Proof: Suppose $G$ is a finite group whose abelianization $G/[G,G]$ is not cyclic. Let $x \in G$. Then $G/[G,G] \neq \langle x \rangle [G,G]/[G,G]$, so there is some maximal subgroup $M/[G,G]$ such that $\langle x \rangle [G,G]/[G,G] \leq M/[G,G]$. Since $G/[G,G]$ is abelian, $M/[G,G]$ is normal, and so $M \lhd G$ is normal, and so contains the subgroup generated by all conjugates of $x$. $\square$
Proposition: If $G/[G,G]$ is cyclic and $G$ is finite (or has a composition series), then there is a conjugacy class that generates $G$ as a subgroup.

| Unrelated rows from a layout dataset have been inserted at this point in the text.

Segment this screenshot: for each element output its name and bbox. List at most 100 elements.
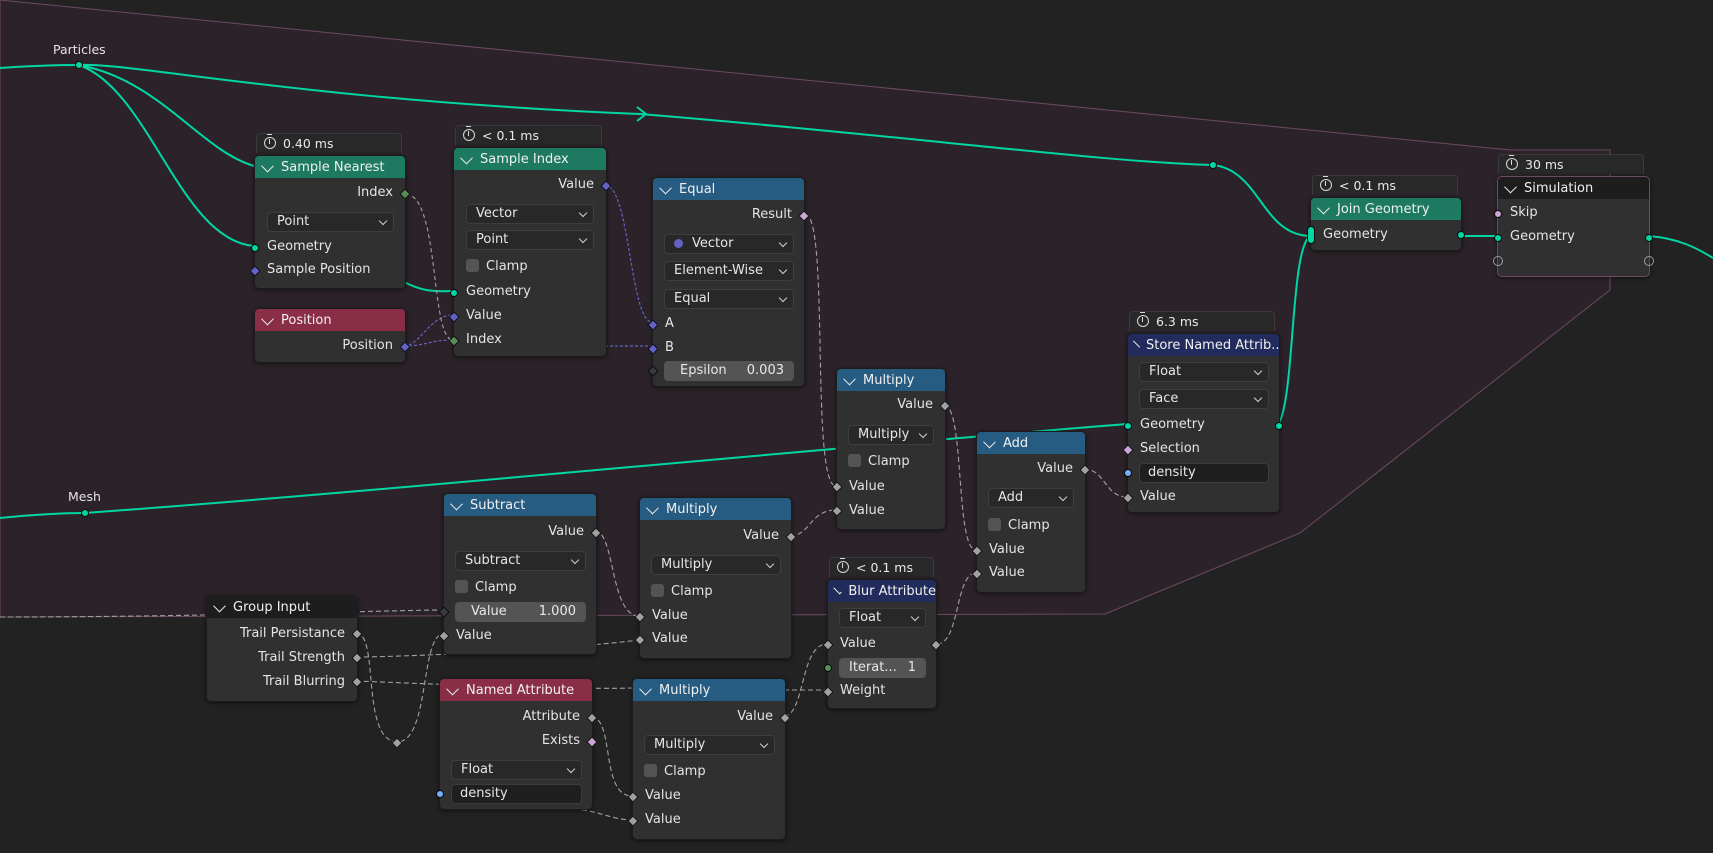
checkbox-box[interactable] — [455, 580, 468, 593]
socket-empty-out[interactable] — [1644, 256, 1654, 266]
node-header[interactable]: Sample Index — [454, 148, 606, 170]
clamp-checkbox[interactable]: Clamp — [455, 579, 517, 597]
socket-geometry-out[interactable] — [1645, 234, 1653, 242]
clamp-checkbox[interactable]: Clamp — [848, 453, 910, 471]
collapse-chevron-icon[interactable] — [833, 585, 843, 594]
node-multiply-bottom[interactable]: Multiply Value Multiply Clamp Value Valu… — [627, 678, 791, 840]
operation-dropdown[interactable]: Multiply — [848, 425, 934, 445]
node-sample-nearest[interactable]: Sample Nearest Index Point Geometry Samp… — [249, 155, 411, 289]
collapse-chevron-icon[interactable] — [843, 372, 856, 385]
collapse-chevron-icon[interactable] — [1504, 180, 1517, 193]
socket-geometry-multi-in[interactable] — [1307, 226, 1315, 244]
node-multiply-top[interactable]: Multiply Value Multiply Clamp Value Valu… — [831, 368, 951, 530]
collapse-chevron-icon[interactable] — [446, 682, 459, 695]
mode-dropdown[interactable]: Element-Wise — [664, 261, 794, 281]
clamp-checkbox[interactable]: Clamp — [644, 763, 706, 781]
node-add[interactable]: Add Value Add Clamp Value Value — [971, 431, 1091, 593]
type-dropdown[interactable]: Float — [1139, 362, 1269, 382]
reroute-particles-socket[interactable] — [75, 61, 83, 69]
reroute-mesh-socket[interactable] — [81, 509, 89, 517]
chevron-down-icon — [759, 739, 769, 749]
iterations-field[interactable]: Iterat...1 — [839, 658, 926, 678]
reroute-socket[interactable] — [1209, 161, 1217, 169]
input-geometry-label: Geometry — [1323, 227, 1388, 242]
node-title: Group Input — [233, 599, 311, 615]
collapse-chevron-icon[interactable] — [659, 181, 672, 194]
socket-geometry-in[interactable] — [251, 244, 259, 252]
domain-dropdown[interactable]: Point — [267, 212, 394, 232]
node-group-input[interactable]: Group Input Trail Persistance Trail Stre… — [206, 595, 363, 702]
collapse-chevron-icon[interactable] — [261, 312, 274, 325]
operation-dropdown[interactable]: Multiply — [651, 555, 781, 575]
checkbox-box[interactable] — [644, 764, 657, 777]
type-dropdown[interactable]: Vector — [664, 234, 794, 254]
socket-geometry-in[interactable] — [450, 289, 458, 297]
node-header[interactable]: Multiply — [633, 679, 785, 701]
node-header[interactable]: Position — [255, 309, 405, 331]
node-equal[interactable]: Equal Result Vector Element-Wise Equal A… — [647, 177, 810, 387]
clamp-label: Clamp — [671, 584, 713, 599]
node-join-geometry[interactable]: Join Geometry Geometry — [1307, 197, 1465, 251]
collapse-chevron-icon[interactable] — [1132, 340, 1141, 348]
socket-iterations-in[interactable] — [824, 664, 832, 672]
checkbox-box[interactable] — [848, 454, 861, 467]
checkbox-box[interactable] — [988, 518, 1001, 531]
name-field[interactable]: density — [1139, 463, 1269, 483]
type-dropdown[interactable]: Float — [451, 760, 582, 780]
node-header[interactable]: Join Geometry — [1311, 198, 1461, 220]
node-header[interactable]: Multiply — [640, 498, 791, 520]
collapse-chevron-icon[interactable] — [261, 159, 274, 172]
node-header[interactable]: Sample Nearest — [255, 156, 405, 178]
socket-geometry-in[interactable] — [1124, 422, 1132, 430]
checkbox-box[interactable] — [651, 584, 664, 597]
collapse-chevron-icon[interactable] — [450, 497, 463, 510]
node-header[interactable]: Add — [977, 432, 1085, 454]
operation-dropdown[interactable]: Equal — [664, 289, 794, 309]
node-sample-index[interactable]: Sample Index Value Vector Point Clamp Ge… — [448, 147, 612, 357]
node-store-named-attribute[interactable]: Store Named Attrib... Float Face Geometr… — [1122, 333, 1283, 513]
type-dropdown[interactable]: Vector — [466, 204, 594, 224]
node-header[interactable]: Subtract — [444, 494, 596, 516]
node-simulation[interactable]: Simulation Skip Geometry — [1493, 176, 1654, 277]
collapse-chevron-icon[interactable] — [639, 682, 652, 695]
domain-dropdown[interactable]: Point — [466, 230, 594, 250]
socket-name-in[interactable] — [1124, 469, 1132, 477]
input-value-1-label: Value — [652, 608, 688, 623]
node-named-attribute[interactable]: Named Attribute Attribute Exists Float d… — [436, 678, 598, 810]
node-header[interactable]: Blur Attribute — [828, 580, 936, 602]
operation-dropdown[interactable]: Subtract — [455, 551, 586, 571]
node-position[interactable]: Position Position — [254, 308, 411, 363]
socket-name-in[interactable] — [436, 790, 444, 798]
collapse-chevron-icon[interactable] — [213, 599, 226, 612]
clamp-checkbox[interactable]: Clamp — [651, 583, 713, 601]
checkbox-box[interactable] — [466, 259, 479, 272]
node-header[interactable]: Named Attribute — [440, 679, 592, 701]
node-blur-attribute[interactable]: Blur Attribute Float Value Iterat...1 We… — [822, 579, 942, 709]
collapse-chevron-icon[interactable] — [646, 501, 659, 514]
operation-dropdown[interactable]: Multiply — [644, 735, 775, 755]
node-header[interactable]: Store Named Attrib... — [1128, 334, 1279, 356]
name-field[interactable]: density — [451, 784, 582, 804]
node-multiply-mid[interactable]: Multiply Value Multiply Clamp Value Valu… — [634, 497, 797, 659]
clamp-checkbox[interactable]: Clamp — [466, 258, 528, 276]
clamp-checkbox[interactable]: Clamp — [988, 517, 1050, 535]
socket-geometry-out[interactable] — [1457, 231, 1465, 239]
collapse-chevron-icon[interactable] — [460, 151, 473, 164]
socket-skip-in[interactable] — [1494, 210, 1502, 218]
socket-geometry-in[interactable] — [1494, 234, 1502, 242]
collapse-chevron-icon[interactable] — [983, 435, 996, 448]
collapse-chevron-icon[interactable] — [1317, 201, 1330, 214]
socket-empty-in[interactable] — [1493, 256, 1503, 266]
type-dropdown[interactable]: Float — [839, 608, 926, 628]
node-header[interactable]: Group Input — [207, 596, 357, 618]
node-header[interactable]: Multiply — [837, 369, 945, 391]
node-header[interactable]: Equal — [653, 178, 804, 200]
node-header[interactable]: Simulation — [1498, 177, 1649, 199]
socket-geometry-out[interactable] — [1275, 422, 1283, 430]
operation-dropdown[interactable]: Add — [988, 488, 1074, 508]
domain-dropdown[interactable]: Face — [1139, 389, 1269, 409]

Proof: This is a special case of theorem 4.7 of Berrick–Robinson (1993). $G$ itself has finite composition length, so Robinson's result says that $G$ is the subgroup generated by a single conjugacy class if and only if $G/[G,G]$ is. However, $G/[G,G]$ is generated by a single element (=conjugacy class for abelian groups) if and only if it is cyclic. $\square$
Proof: (Of conjecture, my attempt) Suppose $G/[G,G]$ is cyclic, generated by $x[G,G]$, and set $N$ to be the subgroup generated by the conjugates of $x$. Let $g \in G$. Then $x^g = x[x,g]$ so $[x,g] \in N$. Hence $x \in Z(G/N)$. ...
Counterexample: If $G/[G,G] = \langle x \rangle [G,G]/[G,G]$, then $G$ need not be the subgroup generated by the conjugacy class of $x$.
Proof: Take $G = \langle x \rangle \times Y$ with $Y$ non-identity perfect. Then the conjugacy class of $x$ is just $x$ itself, a proper subgroup. $\square$
Fix: the only problem is when $x$ is contained in a maximal normal subgroup not containing $[G,G]$, but in that case the quotient is non-abelian simple, and so a joe random element $y$ of that quotient should be such that $G$ is the subgroup generated by the conjugacy class of $xy$.